If You Want Something Done…

The subtitle of this is “Leadership Lessons from Bold Women”, and the title comes directly from a quote by Margaret Thatcher: If you want something said, ask a man. If you want something done, ask a woman. Nikki Haley profiles ten women who have inspired her during her life and the lessons learned from each of them. Each of the ten chapters focuses on a woman that she admires, and why. Many of the women were the first to break a barrier, including herself, and the book is indeed a fitting tribute to Haley’s role models; some famous (Margaret Thatcher, Jeane Kirkpatrick, and Golda Meir) and some unknown to many people (Cindy Warmbier, whose son was imprisoned in a North Korean jail, and Nadia Murad, who was sold by ISIS as a sex slave.) Some of the stories related are difficult to read, but the strength and determination shown by these women is remarkable, and their stories need to be heard.
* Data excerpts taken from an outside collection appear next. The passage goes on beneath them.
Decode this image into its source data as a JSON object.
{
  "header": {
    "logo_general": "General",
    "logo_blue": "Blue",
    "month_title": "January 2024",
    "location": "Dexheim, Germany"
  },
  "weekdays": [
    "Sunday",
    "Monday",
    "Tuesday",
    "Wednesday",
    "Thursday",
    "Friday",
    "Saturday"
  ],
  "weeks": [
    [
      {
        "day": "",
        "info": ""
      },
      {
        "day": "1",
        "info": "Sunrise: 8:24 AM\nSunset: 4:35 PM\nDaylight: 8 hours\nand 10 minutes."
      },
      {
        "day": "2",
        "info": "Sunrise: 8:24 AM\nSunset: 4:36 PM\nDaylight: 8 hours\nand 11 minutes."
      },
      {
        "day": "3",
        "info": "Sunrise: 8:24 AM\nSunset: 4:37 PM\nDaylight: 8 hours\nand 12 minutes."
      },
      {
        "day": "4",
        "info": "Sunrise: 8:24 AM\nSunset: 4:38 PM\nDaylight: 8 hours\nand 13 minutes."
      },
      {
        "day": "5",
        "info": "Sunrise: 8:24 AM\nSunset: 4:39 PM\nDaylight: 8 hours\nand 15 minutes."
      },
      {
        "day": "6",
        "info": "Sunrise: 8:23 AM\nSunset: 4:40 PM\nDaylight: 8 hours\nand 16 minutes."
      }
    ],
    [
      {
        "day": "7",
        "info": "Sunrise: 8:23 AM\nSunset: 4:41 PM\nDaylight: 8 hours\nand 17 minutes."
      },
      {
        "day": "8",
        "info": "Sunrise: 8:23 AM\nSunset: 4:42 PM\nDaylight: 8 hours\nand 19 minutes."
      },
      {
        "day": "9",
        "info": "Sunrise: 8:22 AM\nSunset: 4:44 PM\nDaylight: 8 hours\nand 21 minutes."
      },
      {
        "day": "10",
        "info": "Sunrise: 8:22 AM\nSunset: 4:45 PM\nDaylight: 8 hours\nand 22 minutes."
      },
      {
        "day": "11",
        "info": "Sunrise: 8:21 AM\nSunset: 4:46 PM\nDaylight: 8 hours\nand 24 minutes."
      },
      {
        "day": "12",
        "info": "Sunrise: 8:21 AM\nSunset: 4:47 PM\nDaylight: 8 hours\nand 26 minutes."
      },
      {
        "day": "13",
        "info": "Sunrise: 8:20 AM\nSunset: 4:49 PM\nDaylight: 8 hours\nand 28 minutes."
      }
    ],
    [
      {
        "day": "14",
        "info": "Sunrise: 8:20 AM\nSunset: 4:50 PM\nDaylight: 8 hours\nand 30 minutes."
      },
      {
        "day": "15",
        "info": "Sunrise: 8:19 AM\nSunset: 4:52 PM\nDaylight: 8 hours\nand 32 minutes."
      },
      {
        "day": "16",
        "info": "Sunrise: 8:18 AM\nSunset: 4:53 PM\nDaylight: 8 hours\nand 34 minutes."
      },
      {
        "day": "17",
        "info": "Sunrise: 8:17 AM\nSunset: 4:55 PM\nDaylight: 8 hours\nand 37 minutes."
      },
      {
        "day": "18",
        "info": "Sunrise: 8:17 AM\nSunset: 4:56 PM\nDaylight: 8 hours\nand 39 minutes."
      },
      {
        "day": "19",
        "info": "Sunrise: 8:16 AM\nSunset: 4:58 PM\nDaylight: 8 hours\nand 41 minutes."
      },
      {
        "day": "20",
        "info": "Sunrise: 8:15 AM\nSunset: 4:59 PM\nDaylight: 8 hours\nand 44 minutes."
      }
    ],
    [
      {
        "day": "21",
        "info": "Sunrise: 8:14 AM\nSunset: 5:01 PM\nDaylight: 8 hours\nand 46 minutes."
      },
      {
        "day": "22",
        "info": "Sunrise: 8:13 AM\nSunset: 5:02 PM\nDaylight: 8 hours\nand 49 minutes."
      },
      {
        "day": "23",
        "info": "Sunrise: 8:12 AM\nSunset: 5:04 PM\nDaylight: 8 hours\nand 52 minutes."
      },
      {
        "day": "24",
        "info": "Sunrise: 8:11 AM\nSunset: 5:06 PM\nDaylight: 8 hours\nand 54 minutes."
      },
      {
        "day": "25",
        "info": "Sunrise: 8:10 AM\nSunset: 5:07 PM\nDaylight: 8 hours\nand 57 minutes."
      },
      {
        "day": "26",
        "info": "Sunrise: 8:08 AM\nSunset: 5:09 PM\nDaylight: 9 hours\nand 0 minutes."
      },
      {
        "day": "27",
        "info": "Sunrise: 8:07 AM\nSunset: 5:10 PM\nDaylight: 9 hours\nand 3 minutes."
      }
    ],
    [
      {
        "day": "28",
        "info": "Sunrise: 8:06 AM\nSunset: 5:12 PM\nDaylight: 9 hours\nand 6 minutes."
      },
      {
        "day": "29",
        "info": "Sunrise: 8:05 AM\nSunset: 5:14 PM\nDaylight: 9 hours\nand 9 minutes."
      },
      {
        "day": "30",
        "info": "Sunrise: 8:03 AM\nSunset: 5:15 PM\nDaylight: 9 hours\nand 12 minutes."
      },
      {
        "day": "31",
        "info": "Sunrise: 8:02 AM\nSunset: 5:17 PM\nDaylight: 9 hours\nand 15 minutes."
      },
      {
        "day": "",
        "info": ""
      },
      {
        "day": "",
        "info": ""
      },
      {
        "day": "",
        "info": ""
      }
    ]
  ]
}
This book demands to be read.

Daisy Darker

Alice Feeney’s new murder mystery is set on an island in England that is only accessible at low tide. Like the Christie plot of ‘And Then There Were None,’ Daisy Darker’s victims are isolated and begin getting killed one by one. The family reunites at the grandmother’s house on the island where she decides to read her will early so there will be no surprises after her death. Her son and grand daughters aren’t happy with their inheritance. We learn about the 3 grand daughters who never amounted to much as well as the self-absorbed son who abandoned the family to pursue his own self-interests. A surprise twist at the end is hard to believe, but may keep you entertained enough to read to discover who-done-it.

Mock Printz books

RCLS is hosting a Mock Printz Book Award program in January of 2023. This award is given in honor of Michael L. Printz, a school librarian from Topeka, Kansas, who had a passion for literature, and was a member of YALSA, or the Young Adult Library Services Association. Our former children’s consultant, Randy Enos, was fortunate enough to have known Mr. Printz. The award is given for literary merit in young adult literature, and the committee has chosen seven titles for discussion.
They are as follows:

1. Hollow Fires by Samira Ahmed

2. The Epic Story of Every Living Thing by Deb Caletti

3. An Arrow to the Moon by Emily X.R. Pan

4. Ain’t Burned All the Bright by Jason Reynolds & Jason Griffin

5. Victory, Stand! by Tommie Smith

6. All My Rage by Sabaa Tahir

7. Nothing Burns as Bright as You by Ashley Woodfolk

There are copies of all the titles except one on our shelves. Happy Reading!

Good Vibrations

According to an article in the September-October issue of American Libraries, some libraries are adding sensory spaces to their buildings. These are designed for users with autism, sensory processing disorders and other disabilities, giving them an area in which they can feel more comfortable. Louisville Public Library has added an Experia USA interactive game floor, which projects images that respond to play and movement. Other items added by additional libraries: an Alpha Egg chair, which muffles sound, and a Vibro-Acoustic Platform, which is a bench where listeners can feel the pulse of music. So much for libraries becoming “obsolete”, that nasty word. Take that, all you naysayers!